Your home is by definition very personal. So this part can be hard, but it’s worth it for the effect it’ll have on selling your home. Essentially, get into the head of a buyer. When looking for a house to make your home, seeing less of someone else’s personal items will make it easier to picture living there. For that reason, it’s very important to depersonalize your home while it’s listed for sale.
But don’t fret, we’re not saying throw away your child’s drawings or family photos. This is the perfect time to utilize storage to keep all of your personal items conveniently packed away until your house sells (and without re-cluttering the de-cluttering you’ve done!).
FACT: 90% of buyers can’t visualize the potential of a home. Which means preparing it to show to its full potential is critical.*
* According to a National Association of Realtors® 2009 Profile of Home Buyers and Sellers
Storing Your Belongings
Consider renting a climate-controlled storage space so you to take the best care of your belongings while they’re in storage. Knowing that your stuff is sheltered from the elements will make it easier to pack it up.

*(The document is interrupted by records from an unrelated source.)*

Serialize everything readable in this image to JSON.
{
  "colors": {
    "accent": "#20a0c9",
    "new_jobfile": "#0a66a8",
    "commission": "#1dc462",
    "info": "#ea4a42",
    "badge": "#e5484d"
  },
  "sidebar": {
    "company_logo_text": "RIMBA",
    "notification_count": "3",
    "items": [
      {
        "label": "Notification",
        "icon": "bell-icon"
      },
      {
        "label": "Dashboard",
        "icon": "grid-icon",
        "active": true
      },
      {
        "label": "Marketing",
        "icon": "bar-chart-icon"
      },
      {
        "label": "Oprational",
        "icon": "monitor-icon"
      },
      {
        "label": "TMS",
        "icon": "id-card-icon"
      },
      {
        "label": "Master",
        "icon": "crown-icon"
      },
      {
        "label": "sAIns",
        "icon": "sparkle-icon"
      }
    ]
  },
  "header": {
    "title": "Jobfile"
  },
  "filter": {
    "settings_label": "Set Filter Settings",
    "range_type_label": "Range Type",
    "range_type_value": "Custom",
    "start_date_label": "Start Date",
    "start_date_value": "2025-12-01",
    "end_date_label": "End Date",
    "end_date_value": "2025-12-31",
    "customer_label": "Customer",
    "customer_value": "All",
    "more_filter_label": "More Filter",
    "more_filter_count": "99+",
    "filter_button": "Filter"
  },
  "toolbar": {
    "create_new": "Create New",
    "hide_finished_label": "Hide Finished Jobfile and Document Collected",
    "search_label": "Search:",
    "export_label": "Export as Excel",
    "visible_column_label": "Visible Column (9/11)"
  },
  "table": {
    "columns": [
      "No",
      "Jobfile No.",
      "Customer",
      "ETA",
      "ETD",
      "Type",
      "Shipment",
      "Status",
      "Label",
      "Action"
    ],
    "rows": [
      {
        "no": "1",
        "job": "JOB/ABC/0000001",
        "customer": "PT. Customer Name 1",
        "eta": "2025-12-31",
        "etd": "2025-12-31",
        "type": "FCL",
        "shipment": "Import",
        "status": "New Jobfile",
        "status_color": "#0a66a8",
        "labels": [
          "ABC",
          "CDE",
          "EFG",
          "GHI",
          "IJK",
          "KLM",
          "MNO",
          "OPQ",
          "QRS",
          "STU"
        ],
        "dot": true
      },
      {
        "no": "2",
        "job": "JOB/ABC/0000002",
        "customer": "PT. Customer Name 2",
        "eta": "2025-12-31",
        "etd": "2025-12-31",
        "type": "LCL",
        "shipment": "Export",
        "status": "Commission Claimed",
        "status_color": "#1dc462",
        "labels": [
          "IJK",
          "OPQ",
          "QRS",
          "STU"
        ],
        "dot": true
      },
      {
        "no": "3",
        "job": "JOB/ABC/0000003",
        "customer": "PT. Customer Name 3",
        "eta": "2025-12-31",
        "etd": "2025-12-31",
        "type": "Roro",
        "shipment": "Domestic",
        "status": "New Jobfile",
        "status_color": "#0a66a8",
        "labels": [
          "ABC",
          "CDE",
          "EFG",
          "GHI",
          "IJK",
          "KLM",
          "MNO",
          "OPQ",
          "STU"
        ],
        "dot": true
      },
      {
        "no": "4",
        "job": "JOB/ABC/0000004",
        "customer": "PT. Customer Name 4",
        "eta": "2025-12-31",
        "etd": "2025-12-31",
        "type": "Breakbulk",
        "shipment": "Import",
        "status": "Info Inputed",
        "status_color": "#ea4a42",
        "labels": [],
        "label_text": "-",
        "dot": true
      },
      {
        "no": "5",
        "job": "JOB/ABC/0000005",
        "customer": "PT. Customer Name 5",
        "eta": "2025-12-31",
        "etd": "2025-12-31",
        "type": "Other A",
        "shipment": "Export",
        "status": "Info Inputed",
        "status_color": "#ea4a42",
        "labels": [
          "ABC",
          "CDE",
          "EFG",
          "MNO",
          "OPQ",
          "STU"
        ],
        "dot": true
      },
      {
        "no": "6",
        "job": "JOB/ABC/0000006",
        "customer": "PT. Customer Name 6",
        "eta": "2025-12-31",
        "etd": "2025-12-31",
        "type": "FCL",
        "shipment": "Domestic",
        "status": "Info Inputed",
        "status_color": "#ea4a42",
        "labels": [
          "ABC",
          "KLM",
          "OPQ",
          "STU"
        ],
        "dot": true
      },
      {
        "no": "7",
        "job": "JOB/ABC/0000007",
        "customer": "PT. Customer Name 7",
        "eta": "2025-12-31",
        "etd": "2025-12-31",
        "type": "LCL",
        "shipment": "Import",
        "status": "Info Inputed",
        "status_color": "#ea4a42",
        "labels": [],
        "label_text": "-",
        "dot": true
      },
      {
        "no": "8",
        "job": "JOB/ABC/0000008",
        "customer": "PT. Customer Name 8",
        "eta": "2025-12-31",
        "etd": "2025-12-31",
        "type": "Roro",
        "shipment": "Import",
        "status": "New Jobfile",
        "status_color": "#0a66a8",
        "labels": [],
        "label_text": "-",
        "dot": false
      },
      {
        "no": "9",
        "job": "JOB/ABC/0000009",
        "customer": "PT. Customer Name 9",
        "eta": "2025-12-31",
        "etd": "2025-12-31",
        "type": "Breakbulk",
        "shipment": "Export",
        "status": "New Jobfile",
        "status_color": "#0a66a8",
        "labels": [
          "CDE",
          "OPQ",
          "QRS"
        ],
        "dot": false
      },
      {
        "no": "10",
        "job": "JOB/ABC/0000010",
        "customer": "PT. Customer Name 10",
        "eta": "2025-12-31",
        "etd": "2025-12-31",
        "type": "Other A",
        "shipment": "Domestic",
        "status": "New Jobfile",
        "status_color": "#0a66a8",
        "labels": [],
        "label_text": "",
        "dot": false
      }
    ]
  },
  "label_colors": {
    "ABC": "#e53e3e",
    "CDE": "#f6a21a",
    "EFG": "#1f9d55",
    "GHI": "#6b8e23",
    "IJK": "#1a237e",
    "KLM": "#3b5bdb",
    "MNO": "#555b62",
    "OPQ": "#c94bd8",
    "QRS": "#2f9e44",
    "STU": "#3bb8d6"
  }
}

Buy some boxes and do one room at a time. It’s certainly tempting, but don’t stop to peruse your high-school yearbook, photo albums or the Valentine your son made for you in kindergarten. Create a plan and set a time limit for packing so you stay on task. If gathering your personal items becomes overwhelming, just take a break or stop for the day so you can start again with fresh enthusiasm.
Remove any potential mental obstacles so homebuyers can begin imagining themselves living in the house. Pack up and store all ALL photos and photo albums.
Non-neutral items are those that fit a particular taste or style. (Yes, I’m sure you find that giant hand-painted hubcap sculpture hanging over the mantel delightful, but…) The thing is, nearly any item could fit into this category because your house is surely all decorated according to your own taste. So just try to visualize your potential buyer (age, gender, etc.) and weed out items that may be a turnoff. At this point, your home décor should be less about showing off your unique (but impeccable!) style and more about maximizing the amount you can get for your house.
Kitchens are often easiest to depersonalize because most of the items found there are utilitarian, but be sure to remove photos, magnets and kids’ artwork from the refrigerator so that buyers view a clean, non-distracting surface.
Conversely, bedrooms are difficult to depersonalize because they are such a private space. After removing all the items mentioned above, view the decorating scheme with a critical eye. Pink ruffles everywhere? Or a leopard-print bedspread? It’s gotta go. Redecorate in a more neutral scheme. Remember, any buyer should be able to come into your bedroom and feel immediately at home. If buyers don’t feel comfortable, they will leave the room quickly and will be less likely to make an offer.
Bathrooms usually don’t have much in the way of personal items, but they do have lots of personal products, and these need to be minimized. Pack away and store all items you don’t use often. And make room in the cabinet to stow things you are using but aren’t appealing when left out, such as razors and partially-used bars of soap. Would you want to see a stranger’s callous loofah? You get the point.
Home Office or Den
If you have a study or den in your home, don’t overlook it when it comes to depersonalizing. Remember to remove the personal items including diplomas, achievement certificates and that trophy from last year’s community pie eating contest. Pack up most of your books and magazines and move them to storage. Having a head start on this process will be helpful.